Marlow asked what Roman would like to see President Trump say to Congress on the topic of radical Islam during his upcoming address.
“I think definitive plans beyond the drafting of the executive order on immigration and extreme vetting that came out in the first few days of his administration, what he plans to do,” Roman replied. “He gave a directive to Secretary of Defense Mattis to draft a plan to defeat ISIS within 30 days of him drafting the order. I think it’s time that that plan not necessarily be shared – because President Trump has indicated he doesn’t intend to share his battle plans, which he shouldn’t with the public – but general guidelines on how he intends on getting that done.”

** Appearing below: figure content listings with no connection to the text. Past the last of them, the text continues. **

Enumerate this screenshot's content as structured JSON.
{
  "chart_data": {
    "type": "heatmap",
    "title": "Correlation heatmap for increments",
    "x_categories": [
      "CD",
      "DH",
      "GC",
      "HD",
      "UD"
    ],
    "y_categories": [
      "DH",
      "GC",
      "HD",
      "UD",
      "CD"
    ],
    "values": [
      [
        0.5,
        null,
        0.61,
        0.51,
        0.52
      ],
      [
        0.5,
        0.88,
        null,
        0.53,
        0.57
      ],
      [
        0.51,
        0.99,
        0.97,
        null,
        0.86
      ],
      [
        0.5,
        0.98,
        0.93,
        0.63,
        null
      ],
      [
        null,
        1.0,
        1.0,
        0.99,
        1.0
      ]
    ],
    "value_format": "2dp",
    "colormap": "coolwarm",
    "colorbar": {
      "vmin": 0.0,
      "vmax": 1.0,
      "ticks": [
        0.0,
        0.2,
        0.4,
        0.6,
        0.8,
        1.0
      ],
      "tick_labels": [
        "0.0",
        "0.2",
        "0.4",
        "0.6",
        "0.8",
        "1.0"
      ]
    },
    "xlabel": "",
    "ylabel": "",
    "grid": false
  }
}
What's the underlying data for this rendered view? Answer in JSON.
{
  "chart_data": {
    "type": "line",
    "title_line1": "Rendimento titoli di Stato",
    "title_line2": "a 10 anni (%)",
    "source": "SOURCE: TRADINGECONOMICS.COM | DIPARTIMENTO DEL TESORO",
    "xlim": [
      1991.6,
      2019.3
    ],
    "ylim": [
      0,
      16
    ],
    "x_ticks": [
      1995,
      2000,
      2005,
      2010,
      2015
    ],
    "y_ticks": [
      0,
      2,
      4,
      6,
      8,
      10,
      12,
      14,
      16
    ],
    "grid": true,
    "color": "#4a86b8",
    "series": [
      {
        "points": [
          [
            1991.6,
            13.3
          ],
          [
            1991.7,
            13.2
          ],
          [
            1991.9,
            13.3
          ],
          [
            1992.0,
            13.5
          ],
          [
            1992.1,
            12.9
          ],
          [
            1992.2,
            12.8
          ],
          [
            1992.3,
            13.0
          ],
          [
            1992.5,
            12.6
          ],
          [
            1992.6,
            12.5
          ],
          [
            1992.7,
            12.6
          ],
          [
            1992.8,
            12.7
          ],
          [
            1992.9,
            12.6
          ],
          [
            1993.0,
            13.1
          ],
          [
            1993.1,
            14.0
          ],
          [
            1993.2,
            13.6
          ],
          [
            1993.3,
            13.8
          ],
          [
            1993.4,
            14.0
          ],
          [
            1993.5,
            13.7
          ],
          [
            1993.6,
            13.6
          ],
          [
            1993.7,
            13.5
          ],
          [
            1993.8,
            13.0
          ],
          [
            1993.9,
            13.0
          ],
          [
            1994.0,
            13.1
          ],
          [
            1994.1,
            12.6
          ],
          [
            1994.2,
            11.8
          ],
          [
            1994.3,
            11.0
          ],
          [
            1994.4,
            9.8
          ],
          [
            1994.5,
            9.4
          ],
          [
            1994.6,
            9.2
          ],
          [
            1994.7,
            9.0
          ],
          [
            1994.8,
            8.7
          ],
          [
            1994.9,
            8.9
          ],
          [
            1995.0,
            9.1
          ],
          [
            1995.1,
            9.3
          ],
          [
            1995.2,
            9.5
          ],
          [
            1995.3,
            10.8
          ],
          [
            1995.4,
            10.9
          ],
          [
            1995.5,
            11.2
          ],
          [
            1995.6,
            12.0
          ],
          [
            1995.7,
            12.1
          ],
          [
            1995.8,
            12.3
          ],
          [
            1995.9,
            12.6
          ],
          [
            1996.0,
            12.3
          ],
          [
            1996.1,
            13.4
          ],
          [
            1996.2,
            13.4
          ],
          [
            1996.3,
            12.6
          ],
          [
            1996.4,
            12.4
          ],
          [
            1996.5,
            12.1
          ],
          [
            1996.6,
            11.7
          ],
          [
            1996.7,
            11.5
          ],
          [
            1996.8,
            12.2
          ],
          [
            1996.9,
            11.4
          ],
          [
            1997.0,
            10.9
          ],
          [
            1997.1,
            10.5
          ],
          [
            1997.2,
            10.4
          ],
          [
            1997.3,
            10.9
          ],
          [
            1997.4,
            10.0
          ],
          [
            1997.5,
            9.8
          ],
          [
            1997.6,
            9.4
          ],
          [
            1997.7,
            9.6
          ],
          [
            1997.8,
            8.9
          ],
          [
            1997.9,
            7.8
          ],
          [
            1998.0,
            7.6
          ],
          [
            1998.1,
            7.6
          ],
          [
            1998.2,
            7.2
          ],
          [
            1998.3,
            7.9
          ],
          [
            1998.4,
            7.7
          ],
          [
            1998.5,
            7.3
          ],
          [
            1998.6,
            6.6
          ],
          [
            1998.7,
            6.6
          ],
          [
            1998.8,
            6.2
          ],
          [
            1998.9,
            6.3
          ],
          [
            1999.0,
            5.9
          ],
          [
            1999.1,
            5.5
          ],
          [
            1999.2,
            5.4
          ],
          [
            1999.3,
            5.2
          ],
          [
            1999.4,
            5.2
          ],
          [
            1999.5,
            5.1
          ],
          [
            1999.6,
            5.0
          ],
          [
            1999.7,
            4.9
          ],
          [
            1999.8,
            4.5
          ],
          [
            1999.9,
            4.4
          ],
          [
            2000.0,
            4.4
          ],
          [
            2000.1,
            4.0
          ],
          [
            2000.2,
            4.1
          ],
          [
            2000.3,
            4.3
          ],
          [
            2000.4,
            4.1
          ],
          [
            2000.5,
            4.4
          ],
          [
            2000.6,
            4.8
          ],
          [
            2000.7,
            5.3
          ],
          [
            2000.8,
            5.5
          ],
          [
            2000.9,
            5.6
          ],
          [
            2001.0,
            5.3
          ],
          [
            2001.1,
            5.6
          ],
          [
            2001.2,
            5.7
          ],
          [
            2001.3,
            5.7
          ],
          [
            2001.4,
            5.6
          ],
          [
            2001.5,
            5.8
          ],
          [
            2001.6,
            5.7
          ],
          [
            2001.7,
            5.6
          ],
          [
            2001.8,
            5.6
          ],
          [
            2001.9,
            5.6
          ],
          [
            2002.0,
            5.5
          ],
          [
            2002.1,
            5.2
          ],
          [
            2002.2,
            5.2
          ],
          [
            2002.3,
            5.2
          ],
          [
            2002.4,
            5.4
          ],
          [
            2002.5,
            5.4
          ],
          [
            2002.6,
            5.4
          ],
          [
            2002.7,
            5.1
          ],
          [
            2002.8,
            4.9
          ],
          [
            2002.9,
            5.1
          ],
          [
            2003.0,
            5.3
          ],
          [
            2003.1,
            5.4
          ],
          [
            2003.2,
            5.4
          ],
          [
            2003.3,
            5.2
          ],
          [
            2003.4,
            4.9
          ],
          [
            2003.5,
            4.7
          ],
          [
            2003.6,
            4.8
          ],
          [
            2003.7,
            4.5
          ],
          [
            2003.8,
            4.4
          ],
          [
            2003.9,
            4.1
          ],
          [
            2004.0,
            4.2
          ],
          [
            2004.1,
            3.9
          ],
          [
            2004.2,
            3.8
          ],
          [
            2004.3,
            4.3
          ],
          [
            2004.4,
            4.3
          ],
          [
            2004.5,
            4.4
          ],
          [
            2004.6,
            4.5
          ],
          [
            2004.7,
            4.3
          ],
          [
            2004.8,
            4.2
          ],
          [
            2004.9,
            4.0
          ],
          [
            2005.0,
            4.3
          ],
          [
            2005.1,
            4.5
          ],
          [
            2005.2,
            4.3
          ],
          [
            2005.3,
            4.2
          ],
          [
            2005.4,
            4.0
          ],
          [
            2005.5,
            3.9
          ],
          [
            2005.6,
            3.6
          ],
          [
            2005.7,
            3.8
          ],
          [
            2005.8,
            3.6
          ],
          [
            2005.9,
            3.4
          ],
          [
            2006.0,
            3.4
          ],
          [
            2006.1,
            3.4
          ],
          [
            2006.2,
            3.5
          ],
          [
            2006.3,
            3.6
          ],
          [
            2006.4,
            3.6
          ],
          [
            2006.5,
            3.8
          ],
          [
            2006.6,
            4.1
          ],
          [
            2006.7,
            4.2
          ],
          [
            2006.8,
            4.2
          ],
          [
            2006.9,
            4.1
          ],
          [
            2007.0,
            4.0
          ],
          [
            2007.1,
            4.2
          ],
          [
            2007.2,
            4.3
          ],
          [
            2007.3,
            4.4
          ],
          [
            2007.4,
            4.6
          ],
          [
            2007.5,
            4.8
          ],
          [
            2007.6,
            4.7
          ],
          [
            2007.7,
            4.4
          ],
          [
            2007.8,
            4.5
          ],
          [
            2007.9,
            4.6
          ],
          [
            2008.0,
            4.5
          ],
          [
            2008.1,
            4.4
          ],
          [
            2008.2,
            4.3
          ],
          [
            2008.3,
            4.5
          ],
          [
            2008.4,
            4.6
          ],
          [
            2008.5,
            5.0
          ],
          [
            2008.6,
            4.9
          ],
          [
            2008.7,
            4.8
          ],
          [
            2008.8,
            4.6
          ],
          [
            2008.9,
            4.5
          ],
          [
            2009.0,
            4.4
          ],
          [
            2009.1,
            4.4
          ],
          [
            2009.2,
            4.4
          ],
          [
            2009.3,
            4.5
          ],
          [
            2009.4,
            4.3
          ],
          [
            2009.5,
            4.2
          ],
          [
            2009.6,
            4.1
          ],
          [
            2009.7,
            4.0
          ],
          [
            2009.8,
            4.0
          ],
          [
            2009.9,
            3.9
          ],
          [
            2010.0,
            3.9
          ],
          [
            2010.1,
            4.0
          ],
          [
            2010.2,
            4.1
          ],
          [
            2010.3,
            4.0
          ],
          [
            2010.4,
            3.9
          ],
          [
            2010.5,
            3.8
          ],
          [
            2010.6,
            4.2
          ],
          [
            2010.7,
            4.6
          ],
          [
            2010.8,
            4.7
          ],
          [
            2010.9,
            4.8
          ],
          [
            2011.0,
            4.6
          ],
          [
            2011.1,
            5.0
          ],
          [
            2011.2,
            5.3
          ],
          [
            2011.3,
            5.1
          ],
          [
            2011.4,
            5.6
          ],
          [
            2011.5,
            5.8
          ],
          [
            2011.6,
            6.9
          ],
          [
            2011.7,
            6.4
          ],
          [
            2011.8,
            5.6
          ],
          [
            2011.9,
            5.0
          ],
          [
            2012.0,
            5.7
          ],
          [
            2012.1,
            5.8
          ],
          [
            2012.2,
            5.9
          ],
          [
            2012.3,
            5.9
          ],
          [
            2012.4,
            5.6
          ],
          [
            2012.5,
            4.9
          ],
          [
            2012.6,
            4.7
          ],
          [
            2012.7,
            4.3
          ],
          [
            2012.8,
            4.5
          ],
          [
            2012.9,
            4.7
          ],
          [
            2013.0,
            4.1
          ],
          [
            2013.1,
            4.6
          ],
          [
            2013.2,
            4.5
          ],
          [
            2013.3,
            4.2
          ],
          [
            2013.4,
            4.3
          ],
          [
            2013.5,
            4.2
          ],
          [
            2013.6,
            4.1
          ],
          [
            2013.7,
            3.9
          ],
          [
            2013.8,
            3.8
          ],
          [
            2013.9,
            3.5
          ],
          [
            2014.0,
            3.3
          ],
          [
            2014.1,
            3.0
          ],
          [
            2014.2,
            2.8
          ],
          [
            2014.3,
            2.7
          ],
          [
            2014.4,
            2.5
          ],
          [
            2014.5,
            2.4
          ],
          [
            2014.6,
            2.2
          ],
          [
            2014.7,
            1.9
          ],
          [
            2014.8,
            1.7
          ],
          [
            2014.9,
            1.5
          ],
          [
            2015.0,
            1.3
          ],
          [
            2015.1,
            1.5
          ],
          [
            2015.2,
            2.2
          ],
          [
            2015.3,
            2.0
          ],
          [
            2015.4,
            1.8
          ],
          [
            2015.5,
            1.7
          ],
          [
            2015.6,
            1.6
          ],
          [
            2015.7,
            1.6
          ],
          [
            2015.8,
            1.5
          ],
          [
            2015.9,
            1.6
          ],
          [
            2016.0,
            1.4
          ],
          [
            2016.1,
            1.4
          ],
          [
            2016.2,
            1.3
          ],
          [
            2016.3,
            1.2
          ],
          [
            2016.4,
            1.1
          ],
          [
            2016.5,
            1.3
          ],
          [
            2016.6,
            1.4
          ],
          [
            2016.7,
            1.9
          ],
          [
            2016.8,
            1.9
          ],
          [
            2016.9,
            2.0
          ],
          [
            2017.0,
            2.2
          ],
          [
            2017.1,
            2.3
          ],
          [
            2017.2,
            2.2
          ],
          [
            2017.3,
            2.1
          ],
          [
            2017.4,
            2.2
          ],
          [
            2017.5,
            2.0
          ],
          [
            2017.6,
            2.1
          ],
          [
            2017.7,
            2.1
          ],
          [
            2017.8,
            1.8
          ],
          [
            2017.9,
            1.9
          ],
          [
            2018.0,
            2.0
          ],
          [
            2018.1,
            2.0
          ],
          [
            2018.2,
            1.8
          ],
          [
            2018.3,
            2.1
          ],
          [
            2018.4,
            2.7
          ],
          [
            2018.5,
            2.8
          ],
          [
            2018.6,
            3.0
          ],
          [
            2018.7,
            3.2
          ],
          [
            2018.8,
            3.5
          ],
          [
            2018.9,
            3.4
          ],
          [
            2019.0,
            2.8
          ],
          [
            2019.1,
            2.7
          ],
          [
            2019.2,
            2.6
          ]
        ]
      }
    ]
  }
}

“The second thing is I’d like to hear him offer a stripping of the Countering Violent Extremism program that the Department of Homeland Security put forward under President Obama and a firm commitment that he will not be giving federal dollars to Islamist groups like the Muslim Public Affairs Committee or the Council on American-Islamic Relations,” he continued. “We saw two subsidiaries of these groups, allies, get hundreds of thousands of dollars in public funding. I don’t think it’s a good idea to give Islamists money to solve Islamist-backed terrorism.”
“The third thing that I’d like to see is him offer a definitive mindset and blueprint for him introducing his committee and commission on radical Islam. Those three things I think would be good starting steps for him to announce on policy,” he said.
“But I don’t necessarily expect this is going to be the platform for which he will make this speech,” Roman added. “I understand it’s more on domestic policy, tax reform, his infrastructure spending plan, so I won’t be disappointed if he doesn’t announce it. But if he does, those are the three things I would look for.”